International development programs for agriculture often produce mitigation co-benefits, even without having a mitigation objective (Grewer et al. 2019, Costa Jr. et al. 2020, Richards et al. 2019)(Figure 14). Analysis of the mitigation impacts of agricultural investments of the US Agency for International Development (USAID), the UK Department for International Development (DfID) (now Foreign Common Wealth and Development Office), and the International Fund for Agricultural Development (IFAD) showed consistent net mitigation impacts across each of their portfolios.
A sample of DfID’s investments showed that even at the level of a single program, food value chains increased average crop productivity by 1.0 ton per hectare per year, but reduced net GHG emissions by as much as 5.5 tons of CO2e per hectare each year (cocoa agroforestry) compared to the start of the program. Cereals demonstrated smaller annual changes, averaging a reduction of 0.80 tons of CO2e per hectare annually. The findings assumed significant soil carbon sequestration and no conversion of high-carbon landscapes.
These analyses suggest that most development programs could be designed to further reduce emissions by 10-30% by increasing the efficiencies of inputs such as fertilizer and energy, reducing loss and waste, and offsetting emissions increases with agroforestry or forestry planting. The single most important practice is to avoid conversion of high carbon-stock lands such as forests, peatlands, or grasslands.
Multiple practices in one production system, such as managing rice straw residues in combination with alternate wetting and drying and avoiding the burning of residues in paddy rice, or changing the herd composition, silvopastoralism and improved feed for livestock enhance mitigation further. Comprehensive suites of mitigation practices on farms, across the landscape to avoid forest or peatland conversion, and along the supply chain generally significantly outperform single practices.
Methods for designing low-emissions programs should consider trends in agricultural and tree production that can create economic value for farmers as well as deliver significant mitigation (Nash et al. 2015). Impacts can be increased by including additional mitigation-linked incentives or payments, for example through the carbon market. Tree-based carbon credit projects (e.g. ECOTRUST in Uganda) generally generate more carbon credits and payments per hectare to farmers than the crop and grassland management carbon credits (e.g., Vi Agroforestry in Kenya) (Khatri-Chhetri et al. 2020). Almost 9,000 farmers working with Ecotrust generated 1.3 million carbon credits between 2010 and 2019, valued at USD 7.7 million (ECOTRUST 2019).
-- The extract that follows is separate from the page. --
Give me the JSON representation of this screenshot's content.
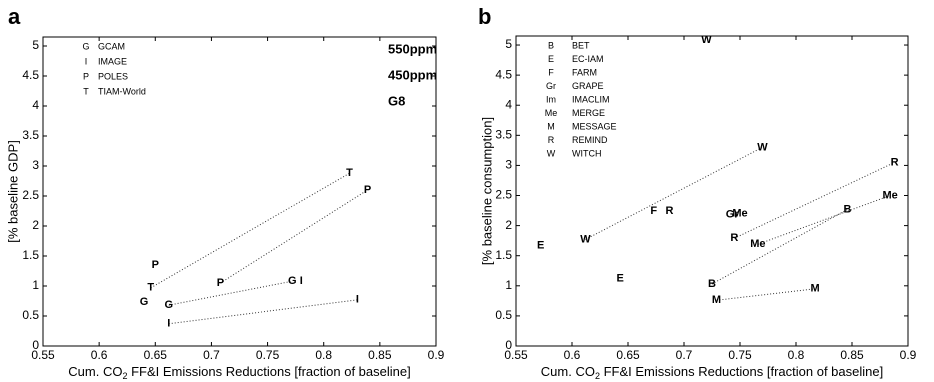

Figure 14. Mitigation potential of agricultural practices promoted by development programs. A) mitigation potential of climate-smart practices; B) the impact of major current and expected agricultural interventions and practices on GHG emissions and carbon sequestration, on an area and animal basis, supported by DfID’s program in countries in Africa and Asia. Source: (a) IFAD (Richards et. al. 2019); (b) DfID (Costa Jr. et al. 2020).